Mich würde mal interessieren, was so eine nicht so kompakte, aber ein wenig Stärkere Kaskade nur vom Material her Kostet!
Hast du eine Ausbildung gemacht, oder ist das nicht so schwierig, wie es aussieht?

Nachdem ich dich mit Fragen zerlöchert habe gebe ich dir mal nen 

lg.


----------



## PCGH_Stephan (17. Januar 2011)

*AW: Kaskade für coole Nächte*

Gelungene Anlage, ist wirklich kompakt für eine Kaskade!  Geht von den Abmessungen her eigentlich schon in die Richtung Rotary Singlestage ...
Du hast doch bestimmt noch Lastwerte zur Hand, oder?


----------



## Patrickclouds (17. Januar 2011)

*AW: Kaskade für coole Nächte*

müssten so -92°C bei 300watt sein, werd das aber nochmal genau testen, da ich nach dem letzten test nochmal die überhitzung in der ersten stufe angepasst habe.


----------



## Icke&Er (17. Januar 2011)

*AW: Kaskade für coole Nächte*

Ohh sabber.

Will auch so ein Teil haben

MFG


----------



## Patrickclouds (17. Januar 2011)

*AW: Kaskade für coole Nächte*

Hab eben mal die stromaufnahme gemessen. allerdings nur im idle da ich keinen gescheiten lasttester da habe.
während dem start der zweiten stufe ist die stromaufnahme von anfänglich gut 7A auf knapp unter 5A gesunken.
sind bei gemessenen 225V aus der Dose dann 1,125kW im idle

unter last würde ich schätzen dass es 1,7kW sind.
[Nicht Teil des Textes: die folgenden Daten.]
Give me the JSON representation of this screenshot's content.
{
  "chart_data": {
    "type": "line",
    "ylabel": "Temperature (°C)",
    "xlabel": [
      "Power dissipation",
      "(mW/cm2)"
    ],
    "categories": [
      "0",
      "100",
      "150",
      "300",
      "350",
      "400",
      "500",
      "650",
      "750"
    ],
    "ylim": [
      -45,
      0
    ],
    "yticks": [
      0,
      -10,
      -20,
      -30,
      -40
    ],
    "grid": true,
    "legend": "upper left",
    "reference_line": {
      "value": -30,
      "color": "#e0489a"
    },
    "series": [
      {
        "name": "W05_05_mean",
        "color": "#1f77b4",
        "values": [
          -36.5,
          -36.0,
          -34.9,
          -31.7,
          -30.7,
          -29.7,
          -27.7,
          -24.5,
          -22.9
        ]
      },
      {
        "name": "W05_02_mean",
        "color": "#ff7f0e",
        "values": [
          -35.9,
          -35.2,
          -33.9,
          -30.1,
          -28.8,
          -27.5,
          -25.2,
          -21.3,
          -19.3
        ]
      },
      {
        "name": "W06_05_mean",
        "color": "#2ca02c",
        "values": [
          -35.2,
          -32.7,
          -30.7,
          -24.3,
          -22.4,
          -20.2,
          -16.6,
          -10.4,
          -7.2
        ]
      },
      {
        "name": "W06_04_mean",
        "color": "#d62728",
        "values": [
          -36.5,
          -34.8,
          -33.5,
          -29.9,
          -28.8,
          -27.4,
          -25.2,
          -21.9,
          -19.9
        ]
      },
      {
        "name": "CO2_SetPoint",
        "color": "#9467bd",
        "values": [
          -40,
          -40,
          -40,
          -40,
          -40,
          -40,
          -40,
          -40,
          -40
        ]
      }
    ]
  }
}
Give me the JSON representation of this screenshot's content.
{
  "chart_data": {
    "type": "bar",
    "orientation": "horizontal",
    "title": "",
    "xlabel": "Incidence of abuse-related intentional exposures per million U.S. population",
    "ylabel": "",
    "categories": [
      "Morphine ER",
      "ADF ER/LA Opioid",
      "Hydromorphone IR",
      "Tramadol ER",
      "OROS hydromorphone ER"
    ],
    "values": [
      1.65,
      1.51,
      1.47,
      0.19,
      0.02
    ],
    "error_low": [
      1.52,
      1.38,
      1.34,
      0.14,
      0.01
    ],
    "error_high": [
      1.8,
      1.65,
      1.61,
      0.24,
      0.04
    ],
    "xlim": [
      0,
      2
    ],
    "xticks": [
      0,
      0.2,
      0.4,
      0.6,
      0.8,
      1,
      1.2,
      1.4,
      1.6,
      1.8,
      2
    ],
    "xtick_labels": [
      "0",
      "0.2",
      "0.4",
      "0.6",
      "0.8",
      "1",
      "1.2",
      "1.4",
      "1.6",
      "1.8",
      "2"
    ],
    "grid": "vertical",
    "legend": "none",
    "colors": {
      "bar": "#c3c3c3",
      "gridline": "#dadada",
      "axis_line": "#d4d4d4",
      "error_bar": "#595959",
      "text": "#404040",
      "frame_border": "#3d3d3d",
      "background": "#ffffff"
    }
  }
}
edit: die rechnung ist nicht ganz richtig, da es sich bei den verbrauchern um motoren handelt. ob nen true rms messgerät abhilfe schafft?


----------



## Blade_Runner (18. Januar 2011)

*AW: Kaskade für coole Nächte*

das sind ja spitzen Leistungen aber ganz schöner Lastverbrauch.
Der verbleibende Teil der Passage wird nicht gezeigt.